“My unlooked-for return threw Jimmy entirely out of his reckoning. He had not expected that. All his plans threatened to go wrong at once. He was made desperate by the circumstance. He saw no other way than to make the bold charge he did against me.

“He knew that I would not deny that I had been Nan Drummond.

“He dared even to make use of the name of Bare-Faced Jimmy, claiming cousinship, in order to render his story the more plausible.

“He told near enough to the truth to give everything he said the appearance of reality.
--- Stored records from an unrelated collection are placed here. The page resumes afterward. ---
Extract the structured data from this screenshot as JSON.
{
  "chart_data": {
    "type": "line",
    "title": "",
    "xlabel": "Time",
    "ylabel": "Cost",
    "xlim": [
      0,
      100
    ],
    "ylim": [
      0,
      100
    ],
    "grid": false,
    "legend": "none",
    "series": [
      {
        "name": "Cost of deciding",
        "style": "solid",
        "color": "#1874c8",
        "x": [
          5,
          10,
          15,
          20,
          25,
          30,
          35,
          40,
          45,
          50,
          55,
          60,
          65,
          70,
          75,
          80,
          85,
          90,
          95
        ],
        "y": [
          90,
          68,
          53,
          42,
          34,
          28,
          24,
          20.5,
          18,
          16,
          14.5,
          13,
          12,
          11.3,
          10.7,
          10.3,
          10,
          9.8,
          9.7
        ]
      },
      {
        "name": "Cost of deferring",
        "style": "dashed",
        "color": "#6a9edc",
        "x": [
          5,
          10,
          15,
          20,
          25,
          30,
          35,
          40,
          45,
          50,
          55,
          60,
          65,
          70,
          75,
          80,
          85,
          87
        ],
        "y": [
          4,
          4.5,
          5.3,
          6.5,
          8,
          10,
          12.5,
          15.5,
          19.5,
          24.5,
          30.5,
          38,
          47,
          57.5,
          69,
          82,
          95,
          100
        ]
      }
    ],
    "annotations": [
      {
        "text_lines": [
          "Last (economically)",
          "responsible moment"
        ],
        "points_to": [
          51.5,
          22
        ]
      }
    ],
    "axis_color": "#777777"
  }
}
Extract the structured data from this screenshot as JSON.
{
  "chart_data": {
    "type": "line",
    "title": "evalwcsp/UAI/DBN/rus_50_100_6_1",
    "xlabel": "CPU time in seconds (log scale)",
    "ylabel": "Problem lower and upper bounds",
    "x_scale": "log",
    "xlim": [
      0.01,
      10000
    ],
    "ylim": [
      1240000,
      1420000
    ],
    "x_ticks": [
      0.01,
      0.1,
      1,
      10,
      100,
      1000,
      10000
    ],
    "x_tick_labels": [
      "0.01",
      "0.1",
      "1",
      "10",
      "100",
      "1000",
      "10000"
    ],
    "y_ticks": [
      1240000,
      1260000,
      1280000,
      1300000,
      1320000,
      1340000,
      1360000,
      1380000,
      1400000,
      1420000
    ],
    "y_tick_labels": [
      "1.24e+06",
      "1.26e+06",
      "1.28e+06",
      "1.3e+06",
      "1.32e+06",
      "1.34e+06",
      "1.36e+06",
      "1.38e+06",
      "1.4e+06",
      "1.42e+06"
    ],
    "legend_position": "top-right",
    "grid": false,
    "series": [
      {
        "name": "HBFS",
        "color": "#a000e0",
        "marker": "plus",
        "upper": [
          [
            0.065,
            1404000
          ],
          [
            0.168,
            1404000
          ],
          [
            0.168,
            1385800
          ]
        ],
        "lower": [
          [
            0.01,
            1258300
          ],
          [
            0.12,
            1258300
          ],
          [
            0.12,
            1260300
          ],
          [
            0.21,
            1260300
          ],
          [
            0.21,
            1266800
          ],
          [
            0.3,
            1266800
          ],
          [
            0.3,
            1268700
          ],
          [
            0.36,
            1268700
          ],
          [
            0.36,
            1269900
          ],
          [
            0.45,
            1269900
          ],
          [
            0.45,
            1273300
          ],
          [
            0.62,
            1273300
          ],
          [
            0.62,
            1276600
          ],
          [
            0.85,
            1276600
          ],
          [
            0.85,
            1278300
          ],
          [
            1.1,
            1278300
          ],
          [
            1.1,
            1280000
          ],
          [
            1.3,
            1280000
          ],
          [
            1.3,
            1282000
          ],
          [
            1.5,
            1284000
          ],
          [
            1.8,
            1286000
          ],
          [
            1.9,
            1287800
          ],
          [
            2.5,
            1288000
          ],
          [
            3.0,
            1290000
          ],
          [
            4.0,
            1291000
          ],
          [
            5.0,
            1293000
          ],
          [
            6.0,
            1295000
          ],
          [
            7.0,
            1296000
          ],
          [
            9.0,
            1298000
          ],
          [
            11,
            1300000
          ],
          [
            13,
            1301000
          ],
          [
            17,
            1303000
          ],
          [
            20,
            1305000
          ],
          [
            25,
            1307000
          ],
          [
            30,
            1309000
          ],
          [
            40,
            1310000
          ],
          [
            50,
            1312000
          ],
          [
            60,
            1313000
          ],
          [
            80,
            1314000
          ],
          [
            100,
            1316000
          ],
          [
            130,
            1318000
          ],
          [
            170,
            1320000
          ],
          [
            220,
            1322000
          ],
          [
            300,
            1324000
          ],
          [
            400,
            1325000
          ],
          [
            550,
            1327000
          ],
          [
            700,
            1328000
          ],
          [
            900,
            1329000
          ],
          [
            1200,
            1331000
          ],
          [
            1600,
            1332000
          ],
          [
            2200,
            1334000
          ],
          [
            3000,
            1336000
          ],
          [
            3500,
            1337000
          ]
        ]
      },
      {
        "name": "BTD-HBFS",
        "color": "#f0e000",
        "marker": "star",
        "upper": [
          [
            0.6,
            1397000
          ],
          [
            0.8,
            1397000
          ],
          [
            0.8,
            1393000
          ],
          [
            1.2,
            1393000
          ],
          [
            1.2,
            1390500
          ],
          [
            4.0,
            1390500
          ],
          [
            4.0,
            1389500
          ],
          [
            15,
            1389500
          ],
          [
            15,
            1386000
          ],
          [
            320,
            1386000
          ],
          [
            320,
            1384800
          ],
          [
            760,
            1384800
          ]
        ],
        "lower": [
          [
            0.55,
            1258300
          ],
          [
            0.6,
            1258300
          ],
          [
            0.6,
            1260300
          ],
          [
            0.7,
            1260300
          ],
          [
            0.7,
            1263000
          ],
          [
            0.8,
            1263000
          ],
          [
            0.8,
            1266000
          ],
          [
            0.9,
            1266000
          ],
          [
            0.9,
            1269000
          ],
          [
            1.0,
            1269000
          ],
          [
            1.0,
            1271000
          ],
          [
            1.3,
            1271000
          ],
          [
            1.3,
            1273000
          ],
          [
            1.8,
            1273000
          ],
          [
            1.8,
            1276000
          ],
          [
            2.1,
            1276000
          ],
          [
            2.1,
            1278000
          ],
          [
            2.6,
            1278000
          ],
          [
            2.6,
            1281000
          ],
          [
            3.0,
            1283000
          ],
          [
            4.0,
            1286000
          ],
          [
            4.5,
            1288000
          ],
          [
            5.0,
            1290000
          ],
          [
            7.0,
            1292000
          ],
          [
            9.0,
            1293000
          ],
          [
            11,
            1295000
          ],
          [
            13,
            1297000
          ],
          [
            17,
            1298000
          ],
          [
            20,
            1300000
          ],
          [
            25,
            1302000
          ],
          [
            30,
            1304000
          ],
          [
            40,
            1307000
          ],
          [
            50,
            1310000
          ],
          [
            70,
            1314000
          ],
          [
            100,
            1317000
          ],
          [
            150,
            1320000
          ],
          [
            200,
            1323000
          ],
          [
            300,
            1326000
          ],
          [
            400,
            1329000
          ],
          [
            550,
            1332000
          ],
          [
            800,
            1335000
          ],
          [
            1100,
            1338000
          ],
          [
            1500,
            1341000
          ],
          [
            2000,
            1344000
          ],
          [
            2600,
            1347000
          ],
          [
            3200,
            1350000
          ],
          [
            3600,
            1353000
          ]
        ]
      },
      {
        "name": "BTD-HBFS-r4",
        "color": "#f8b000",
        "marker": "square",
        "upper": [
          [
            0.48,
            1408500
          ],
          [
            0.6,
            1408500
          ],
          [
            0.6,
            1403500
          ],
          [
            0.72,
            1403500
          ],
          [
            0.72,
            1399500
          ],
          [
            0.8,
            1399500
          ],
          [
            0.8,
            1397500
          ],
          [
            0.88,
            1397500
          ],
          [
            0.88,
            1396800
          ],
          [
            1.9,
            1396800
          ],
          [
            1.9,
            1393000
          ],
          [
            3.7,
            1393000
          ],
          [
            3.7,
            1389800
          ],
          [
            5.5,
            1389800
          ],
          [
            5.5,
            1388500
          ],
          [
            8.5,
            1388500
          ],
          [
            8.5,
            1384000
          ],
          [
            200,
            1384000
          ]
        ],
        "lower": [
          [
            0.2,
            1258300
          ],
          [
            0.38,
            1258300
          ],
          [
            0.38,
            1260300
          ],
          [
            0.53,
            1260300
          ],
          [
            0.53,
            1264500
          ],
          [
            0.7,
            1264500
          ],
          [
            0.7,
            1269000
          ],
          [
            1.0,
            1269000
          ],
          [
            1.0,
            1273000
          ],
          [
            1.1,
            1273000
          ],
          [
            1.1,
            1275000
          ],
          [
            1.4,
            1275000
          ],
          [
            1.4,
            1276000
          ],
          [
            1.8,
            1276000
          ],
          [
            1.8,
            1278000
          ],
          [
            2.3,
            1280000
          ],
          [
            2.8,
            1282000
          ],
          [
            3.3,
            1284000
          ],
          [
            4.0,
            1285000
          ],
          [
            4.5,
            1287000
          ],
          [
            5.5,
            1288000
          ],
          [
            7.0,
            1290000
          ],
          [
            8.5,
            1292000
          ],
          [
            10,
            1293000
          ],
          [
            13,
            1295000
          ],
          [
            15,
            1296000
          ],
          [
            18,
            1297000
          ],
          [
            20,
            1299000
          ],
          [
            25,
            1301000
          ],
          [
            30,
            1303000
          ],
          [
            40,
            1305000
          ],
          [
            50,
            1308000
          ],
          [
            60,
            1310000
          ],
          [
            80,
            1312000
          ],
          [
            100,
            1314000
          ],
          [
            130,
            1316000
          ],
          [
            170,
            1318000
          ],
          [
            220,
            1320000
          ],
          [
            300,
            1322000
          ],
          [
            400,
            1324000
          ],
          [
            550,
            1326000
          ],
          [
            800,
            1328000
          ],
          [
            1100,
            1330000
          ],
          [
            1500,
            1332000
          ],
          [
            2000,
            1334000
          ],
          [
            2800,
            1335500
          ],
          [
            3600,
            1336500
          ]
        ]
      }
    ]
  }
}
Once again he has earned the right to his title of barefaced, for such a barefaced scoundrel and falsifier, never lived or dared to live before.”

Nan paused a moment, and then turned again to her friend Mrs. Remsen.

“That, my dear, is all of my story,” she said. “Much of it you have heard before, for I thank Heaven that before I came into your house to live here as your friend, and to love the stepdaughter who is as dear to you as if she were your own, I told you all of that unhappy past history of mine. I did not come here under false pretenses.”

“No, indeed you did not,” cried Mrs. Remsen, putting her arms around Nan.

Lenore was quietly sobbing her heart out on Nan’s shoulder, and now Nan, with one backward glance toward all who were in the room, led Lenore through a doorway into an adjoining room, and closed the door behind them.

“I have got just a word to say, right here,” said Chick.

“Go ahead, Chick,” said the detective. “We are all expecting to hear from you.”